Was man auch versuchte, einen richtig passenden Ansatz beim Übergang in die gegnerische Hälfte, fanden die Salzburger aber nicht. Versuchte man es flach ins Mittelfeld, hatte die Anspielstation meist sofort einen Wolfsburger im Rücken und konnte die Aktion nicht nach vorne fortsetzen, sondern musste diese abbrechen und nach hinten abdrehen. Spielte man lange Bälle in die Spitze, waren die beiden kleinen Stürmer der Bullen gegen die Wolfsburger Riesen in der Innenverteidigung auf verlorenem Posten und konnten diese Bälle nicht sichern. Daher war es besonders eklatant, wenn die Salzburger versuchten, die beiden Spitzen anzuspielen, denn meist konnten diese den Ball nicht sichern und die Verteidiger rückten energisch aus der Abwehrkette hinaus, um sie in direkte Duelle zu verwickeln und die Vorteile in der Physis auszuspielen.

Dadurch entwickelte sich ein Spiel, in dem Salzburg versuchte, den tiefen Block der Wolfsburger auszuspielen, aber immer wieder in Zweikämpfe verwickelt wurde und kaum ein Durchkommen fand. Auf der anderen Seite versuchten die Niedersachsen nach den Ballgewinnen schnell nach vorne zu kommen und speziell über die starke linke Seite vorzudringen, wo das Duo Otavio und Gerhardt sich einige Male freispielen konnte und gefährliche Hereingaben in den Strafraum brachte (wie eben vor dem 1:0).

Salzburg versuchte in dem Zuge mehr Ressourcen ins Spiel über die Flügel zu stecken, weshalb die Achter und die beiden Stürmer noch mehr auswichen. So fand man zumindest gelegentlich einen Weg nach vorne, auch wenn das Herausspielen der Aktionen mühselig war und viel Geduld bedurfte. Zu vielen Chancen kamen die Bullen dabei nicht, aber wie in den Spielen zuvor war es letztlich eine Standardsituation, die den Gästen einen Treffer bescherte. Innenverteidiger Wöber schlenzte einen Freistoß in den Kasten und sorgte damit für den umjubelten 1:1-Ausgleich.

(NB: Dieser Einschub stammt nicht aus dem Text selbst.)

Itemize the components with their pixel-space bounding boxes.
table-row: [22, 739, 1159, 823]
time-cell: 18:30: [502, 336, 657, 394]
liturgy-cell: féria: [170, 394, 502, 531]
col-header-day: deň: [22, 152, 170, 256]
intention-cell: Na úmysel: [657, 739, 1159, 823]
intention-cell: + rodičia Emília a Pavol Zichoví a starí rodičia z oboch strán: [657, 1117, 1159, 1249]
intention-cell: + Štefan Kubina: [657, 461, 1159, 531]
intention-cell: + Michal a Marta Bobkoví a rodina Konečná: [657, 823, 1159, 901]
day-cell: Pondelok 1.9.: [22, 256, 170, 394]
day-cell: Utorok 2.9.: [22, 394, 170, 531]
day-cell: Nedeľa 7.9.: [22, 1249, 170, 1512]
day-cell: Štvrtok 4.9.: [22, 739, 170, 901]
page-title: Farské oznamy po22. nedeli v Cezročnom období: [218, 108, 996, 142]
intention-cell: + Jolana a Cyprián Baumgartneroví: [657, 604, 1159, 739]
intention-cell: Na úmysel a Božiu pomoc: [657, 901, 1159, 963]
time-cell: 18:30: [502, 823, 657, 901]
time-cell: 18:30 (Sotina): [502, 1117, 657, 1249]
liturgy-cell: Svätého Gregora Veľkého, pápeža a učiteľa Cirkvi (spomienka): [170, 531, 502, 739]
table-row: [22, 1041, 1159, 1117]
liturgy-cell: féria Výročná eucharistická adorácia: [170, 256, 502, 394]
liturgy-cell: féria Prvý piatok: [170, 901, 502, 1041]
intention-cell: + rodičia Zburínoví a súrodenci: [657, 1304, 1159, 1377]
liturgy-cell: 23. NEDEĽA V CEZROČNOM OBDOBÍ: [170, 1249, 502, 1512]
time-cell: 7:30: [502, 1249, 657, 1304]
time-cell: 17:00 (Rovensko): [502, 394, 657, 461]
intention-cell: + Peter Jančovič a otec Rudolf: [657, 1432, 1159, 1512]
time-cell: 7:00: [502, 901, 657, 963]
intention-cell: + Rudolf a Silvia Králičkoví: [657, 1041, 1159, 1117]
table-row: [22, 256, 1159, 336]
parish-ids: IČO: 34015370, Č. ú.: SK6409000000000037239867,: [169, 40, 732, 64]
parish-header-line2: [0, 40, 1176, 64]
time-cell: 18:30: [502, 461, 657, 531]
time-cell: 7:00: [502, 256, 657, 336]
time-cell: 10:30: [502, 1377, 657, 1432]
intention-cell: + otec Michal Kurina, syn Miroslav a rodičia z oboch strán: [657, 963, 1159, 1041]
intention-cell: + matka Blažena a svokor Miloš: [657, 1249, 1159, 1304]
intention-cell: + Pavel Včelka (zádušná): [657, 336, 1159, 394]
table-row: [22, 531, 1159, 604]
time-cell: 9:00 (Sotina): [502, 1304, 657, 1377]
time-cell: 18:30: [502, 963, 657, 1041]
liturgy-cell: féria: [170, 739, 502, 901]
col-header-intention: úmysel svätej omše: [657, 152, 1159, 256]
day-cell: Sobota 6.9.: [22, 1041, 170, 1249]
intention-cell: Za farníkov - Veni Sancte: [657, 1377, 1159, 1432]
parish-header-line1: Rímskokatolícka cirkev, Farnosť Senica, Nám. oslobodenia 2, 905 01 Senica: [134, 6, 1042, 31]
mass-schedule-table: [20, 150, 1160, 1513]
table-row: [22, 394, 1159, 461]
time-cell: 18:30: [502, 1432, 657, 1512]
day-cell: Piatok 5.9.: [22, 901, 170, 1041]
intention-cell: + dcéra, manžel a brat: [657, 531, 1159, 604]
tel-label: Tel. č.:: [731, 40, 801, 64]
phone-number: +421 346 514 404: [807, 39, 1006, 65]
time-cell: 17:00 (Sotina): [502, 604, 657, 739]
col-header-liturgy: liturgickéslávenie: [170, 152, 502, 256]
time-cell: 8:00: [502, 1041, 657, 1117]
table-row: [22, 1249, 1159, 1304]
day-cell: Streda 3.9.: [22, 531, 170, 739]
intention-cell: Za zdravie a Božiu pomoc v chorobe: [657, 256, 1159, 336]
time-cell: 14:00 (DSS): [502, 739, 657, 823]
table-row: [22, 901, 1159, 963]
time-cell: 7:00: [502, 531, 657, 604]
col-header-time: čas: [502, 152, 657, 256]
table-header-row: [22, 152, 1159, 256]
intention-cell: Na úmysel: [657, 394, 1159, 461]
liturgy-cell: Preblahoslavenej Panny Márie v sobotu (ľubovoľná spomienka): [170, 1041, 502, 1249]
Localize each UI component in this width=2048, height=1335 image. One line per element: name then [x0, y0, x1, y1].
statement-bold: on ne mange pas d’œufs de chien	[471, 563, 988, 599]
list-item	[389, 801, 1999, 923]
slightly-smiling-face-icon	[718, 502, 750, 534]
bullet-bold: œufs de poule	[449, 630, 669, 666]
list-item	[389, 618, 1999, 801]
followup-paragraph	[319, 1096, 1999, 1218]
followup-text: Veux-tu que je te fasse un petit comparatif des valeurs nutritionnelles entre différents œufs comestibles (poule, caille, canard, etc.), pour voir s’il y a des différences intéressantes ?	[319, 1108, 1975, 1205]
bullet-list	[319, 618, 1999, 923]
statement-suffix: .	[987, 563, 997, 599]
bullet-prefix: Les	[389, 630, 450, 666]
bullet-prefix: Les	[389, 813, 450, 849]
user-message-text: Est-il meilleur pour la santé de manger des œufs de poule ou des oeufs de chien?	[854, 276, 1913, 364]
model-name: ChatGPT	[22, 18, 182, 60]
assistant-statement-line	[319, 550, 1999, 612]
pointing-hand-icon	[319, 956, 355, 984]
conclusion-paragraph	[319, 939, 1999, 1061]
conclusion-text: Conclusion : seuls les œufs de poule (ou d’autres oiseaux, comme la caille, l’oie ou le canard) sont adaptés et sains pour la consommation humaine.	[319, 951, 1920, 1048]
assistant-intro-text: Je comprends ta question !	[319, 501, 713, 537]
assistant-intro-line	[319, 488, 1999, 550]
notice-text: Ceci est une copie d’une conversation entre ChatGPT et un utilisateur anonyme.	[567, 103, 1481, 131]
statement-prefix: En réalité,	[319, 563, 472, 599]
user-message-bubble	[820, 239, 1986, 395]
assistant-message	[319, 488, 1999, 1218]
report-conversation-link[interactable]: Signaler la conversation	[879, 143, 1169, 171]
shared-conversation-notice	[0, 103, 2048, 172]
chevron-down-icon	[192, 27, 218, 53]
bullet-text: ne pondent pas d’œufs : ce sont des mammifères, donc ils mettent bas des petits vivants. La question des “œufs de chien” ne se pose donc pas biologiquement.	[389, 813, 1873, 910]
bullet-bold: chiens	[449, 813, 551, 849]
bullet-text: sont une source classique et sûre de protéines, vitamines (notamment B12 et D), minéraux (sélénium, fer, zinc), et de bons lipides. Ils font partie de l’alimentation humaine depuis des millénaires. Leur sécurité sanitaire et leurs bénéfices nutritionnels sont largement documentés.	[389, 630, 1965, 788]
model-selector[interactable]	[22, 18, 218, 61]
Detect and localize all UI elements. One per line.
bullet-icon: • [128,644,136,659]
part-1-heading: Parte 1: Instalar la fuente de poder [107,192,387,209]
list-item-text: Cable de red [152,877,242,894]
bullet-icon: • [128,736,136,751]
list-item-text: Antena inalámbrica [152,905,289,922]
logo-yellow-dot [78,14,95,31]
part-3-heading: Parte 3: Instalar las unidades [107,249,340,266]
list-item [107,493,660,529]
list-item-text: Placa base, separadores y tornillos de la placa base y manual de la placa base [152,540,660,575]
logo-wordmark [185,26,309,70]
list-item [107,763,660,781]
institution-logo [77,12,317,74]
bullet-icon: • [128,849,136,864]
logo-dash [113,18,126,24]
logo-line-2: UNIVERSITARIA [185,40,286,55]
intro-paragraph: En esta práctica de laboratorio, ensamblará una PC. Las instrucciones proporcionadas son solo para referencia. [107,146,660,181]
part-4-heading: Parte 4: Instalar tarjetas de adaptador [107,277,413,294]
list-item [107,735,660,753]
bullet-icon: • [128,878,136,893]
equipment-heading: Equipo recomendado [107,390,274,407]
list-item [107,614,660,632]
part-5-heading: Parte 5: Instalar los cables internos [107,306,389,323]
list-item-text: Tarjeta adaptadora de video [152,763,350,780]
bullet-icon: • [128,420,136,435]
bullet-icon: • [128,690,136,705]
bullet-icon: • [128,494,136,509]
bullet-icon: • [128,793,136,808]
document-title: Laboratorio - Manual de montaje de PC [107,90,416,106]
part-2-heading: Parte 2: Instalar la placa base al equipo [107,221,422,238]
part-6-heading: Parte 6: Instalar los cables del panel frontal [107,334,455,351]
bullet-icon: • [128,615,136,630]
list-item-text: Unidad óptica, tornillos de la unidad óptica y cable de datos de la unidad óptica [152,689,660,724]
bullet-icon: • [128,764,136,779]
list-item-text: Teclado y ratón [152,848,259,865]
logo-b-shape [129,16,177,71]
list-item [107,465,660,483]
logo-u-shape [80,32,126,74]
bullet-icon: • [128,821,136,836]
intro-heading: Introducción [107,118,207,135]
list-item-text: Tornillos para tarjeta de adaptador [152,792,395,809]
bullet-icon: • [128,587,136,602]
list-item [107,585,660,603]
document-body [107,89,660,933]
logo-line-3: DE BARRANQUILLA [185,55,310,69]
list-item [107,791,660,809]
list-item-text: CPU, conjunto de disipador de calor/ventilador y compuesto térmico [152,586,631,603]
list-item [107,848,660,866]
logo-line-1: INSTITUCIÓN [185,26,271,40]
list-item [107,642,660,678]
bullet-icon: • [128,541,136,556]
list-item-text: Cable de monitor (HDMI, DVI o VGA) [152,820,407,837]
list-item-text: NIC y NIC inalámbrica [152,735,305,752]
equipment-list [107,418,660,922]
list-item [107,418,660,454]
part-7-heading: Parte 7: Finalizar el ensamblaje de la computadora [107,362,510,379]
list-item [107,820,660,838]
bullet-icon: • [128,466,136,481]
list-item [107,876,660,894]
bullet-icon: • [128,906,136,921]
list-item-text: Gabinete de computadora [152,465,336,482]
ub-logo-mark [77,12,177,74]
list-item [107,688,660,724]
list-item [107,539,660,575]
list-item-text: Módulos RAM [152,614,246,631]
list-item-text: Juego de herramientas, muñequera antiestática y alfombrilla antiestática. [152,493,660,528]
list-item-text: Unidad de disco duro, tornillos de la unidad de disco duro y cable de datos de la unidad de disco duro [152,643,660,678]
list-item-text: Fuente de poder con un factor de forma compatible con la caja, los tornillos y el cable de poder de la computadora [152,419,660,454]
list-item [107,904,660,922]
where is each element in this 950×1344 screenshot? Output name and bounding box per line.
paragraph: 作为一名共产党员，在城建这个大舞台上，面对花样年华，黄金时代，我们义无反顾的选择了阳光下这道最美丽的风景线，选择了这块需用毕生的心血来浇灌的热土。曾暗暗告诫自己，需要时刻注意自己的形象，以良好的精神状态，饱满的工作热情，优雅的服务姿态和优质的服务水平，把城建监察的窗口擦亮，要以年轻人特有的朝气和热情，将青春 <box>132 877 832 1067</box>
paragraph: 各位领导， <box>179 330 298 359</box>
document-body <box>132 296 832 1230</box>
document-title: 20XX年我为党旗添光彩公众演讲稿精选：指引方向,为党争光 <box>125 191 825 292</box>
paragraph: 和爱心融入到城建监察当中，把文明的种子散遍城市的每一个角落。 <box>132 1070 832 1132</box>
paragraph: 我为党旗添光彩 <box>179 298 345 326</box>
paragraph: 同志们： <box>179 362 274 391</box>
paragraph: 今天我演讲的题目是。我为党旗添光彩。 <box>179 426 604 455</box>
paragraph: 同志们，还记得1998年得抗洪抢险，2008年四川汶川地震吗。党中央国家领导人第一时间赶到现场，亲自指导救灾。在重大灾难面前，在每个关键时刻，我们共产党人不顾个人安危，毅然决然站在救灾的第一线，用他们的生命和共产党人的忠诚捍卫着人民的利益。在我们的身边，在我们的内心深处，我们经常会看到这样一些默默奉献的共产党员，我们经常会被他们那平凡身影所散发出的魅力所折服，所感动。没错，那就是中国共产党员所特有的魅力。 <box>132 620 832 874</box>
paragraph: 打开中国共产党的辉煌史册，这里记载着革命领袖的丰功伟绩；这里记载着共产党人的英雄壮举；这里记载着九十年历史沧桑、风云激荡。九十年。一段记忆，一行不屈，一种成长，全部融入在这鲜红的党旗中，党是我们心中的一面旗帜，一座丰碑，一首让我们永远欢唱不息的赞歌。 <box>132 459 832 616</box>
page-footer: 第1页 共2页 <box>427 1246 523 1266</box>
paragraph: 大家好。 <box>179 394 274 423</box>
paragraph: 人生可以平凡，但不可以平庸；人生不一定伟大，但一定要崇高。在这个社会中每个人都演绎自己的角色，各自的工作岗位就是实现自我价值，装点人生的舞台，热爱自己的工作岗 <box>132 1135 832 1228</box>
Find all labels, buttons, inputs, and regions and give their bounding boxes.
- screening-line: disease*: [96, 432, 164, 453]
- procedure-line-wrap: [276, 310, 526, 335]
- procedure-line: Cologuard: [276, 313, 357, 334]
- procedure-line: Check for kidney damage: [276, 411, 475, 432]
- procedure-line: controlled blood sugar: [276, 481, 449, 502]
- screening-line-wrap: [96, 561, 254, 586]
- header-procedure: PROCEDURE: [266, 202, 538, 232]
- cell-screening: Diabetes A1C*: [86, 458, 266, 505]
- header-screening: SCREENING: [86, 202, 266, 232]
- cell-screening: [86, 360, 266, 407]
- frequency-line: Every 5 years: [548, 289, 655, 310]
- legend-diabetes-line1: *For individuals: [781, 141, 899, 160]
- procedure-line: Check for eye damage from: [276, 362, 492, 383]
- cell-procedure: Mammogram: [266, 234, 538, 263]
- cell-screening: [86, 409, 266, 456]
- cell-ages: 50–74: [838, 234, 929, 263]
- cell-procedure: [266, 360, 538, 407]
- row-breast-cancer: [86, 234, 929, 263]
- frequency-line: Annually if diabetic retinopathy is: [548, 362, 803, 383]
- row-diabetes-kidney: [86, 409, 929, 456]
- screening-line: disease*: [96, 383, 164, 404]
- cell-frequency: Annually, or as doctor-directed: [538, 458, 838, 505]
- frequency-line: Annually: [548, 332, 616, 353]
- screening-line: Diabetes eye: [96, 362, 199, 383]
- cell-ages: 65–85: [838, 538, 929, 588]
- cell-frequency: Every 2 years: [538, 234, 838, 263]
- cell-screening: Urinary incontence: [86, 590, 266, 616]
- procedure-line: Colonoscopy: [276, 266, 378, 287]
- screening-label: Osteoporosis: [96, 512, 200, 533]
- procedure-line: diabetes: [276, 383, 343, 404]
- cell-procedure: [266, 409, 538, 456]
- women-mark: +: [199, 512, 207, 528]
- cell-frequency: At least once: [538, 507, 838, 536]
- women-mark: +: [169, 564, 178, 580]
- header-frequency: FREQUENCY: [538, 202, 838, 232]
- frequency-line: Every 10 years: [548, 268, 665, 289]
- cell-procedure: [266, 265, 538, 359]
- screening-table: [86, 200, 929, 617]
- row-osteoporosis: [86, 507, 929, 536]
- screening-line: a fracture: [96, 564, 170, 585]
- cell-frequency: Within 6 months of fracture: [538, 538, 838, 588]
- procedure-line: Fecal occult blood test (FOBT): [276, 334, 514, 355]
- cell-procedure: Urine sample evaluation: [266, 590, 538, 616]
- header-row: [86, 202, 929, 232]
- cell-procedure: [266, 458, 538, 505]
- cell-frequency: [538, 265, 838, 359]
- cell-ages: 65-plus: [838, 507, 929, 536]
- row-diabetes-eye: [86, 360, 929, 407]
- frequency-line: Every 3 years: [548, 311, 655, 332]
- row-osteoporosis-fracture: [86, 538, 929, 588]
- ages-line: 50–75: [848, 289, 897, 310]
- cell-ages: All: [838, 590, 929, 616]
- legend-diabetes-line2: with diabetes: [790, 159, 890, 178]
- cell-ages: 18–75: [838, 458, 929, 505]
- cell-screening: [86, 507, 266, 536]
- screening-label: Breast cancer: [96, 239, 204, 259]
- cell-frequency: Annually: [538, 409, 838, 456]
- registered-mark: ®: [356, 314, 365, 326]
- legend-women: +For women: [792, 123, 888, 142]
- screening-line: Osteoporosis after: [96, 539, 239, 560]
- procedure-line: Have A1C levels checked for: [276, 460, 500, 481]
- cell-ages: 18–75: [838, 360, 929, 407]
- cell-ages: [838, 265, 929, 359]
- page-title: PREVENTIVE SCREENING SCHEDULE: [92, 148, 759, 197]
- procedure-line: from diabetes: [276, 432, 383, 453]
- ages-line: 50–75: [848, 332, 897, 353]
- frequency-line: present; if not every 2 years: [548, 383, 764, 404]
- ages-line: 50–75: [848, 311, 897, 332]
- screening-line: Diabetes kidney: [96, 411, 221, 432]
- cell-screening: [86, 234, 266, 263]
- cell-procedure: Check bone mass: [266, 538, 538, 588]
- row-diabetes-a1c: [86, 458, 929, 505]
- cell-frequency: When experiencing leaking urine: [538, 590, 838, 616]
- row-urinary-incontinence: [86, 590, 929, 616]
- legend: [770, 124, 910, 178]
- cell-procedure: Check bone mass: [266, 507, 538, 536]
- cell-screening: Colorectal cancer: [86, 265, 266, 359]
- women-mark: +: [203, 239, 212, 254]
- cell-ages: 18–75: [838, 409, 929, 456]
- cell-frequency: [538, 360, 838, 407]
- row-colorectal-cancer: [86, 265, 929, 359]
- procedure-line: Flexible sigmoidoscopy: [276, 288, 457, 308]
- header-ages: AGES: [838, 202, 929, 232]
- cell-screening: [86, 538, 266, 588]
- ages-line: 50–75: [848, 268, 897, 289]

Das Spiel blieb aber auch danach von intensiven Zweikämpfen und von vielen kleineren Anpassungen geprägt. So reagierte Wolfsburg auch auf den zunehmenden Flügelfokus der Salzburger und der nominelle Achter Gerhardt schob öfters auf die Seite heraus und stand auf der Höhe der beiden Stürmer, wodurch phasenweise ein 3-4-3/5-2-3 entstand. Die Gäste reagierten auch darauf und Ulmer blieb gegen Ende der Halbzeit öfters tief und bildete eine Dreierkette, während man die Seite überlagerte. Salzburg konnte speziell in Situationen überzeugen, in denen man schnell und schnörkellos nach vorne kam und das eigene Tempo ausspielen konnte. Wolfsburg nahm allerdings natürlich Rücksicht darauf und in der Absicherung verblieben meist genügend Leute. Bitter für die Bullen war jedoch auch, dass Shootingstar Adeyemi nicht seinen besten Tag erwischte und einige aussichtsreiche Situationen verschleppte oder ganz vergab. So blieb es beim 1:1 zur Halbzeit.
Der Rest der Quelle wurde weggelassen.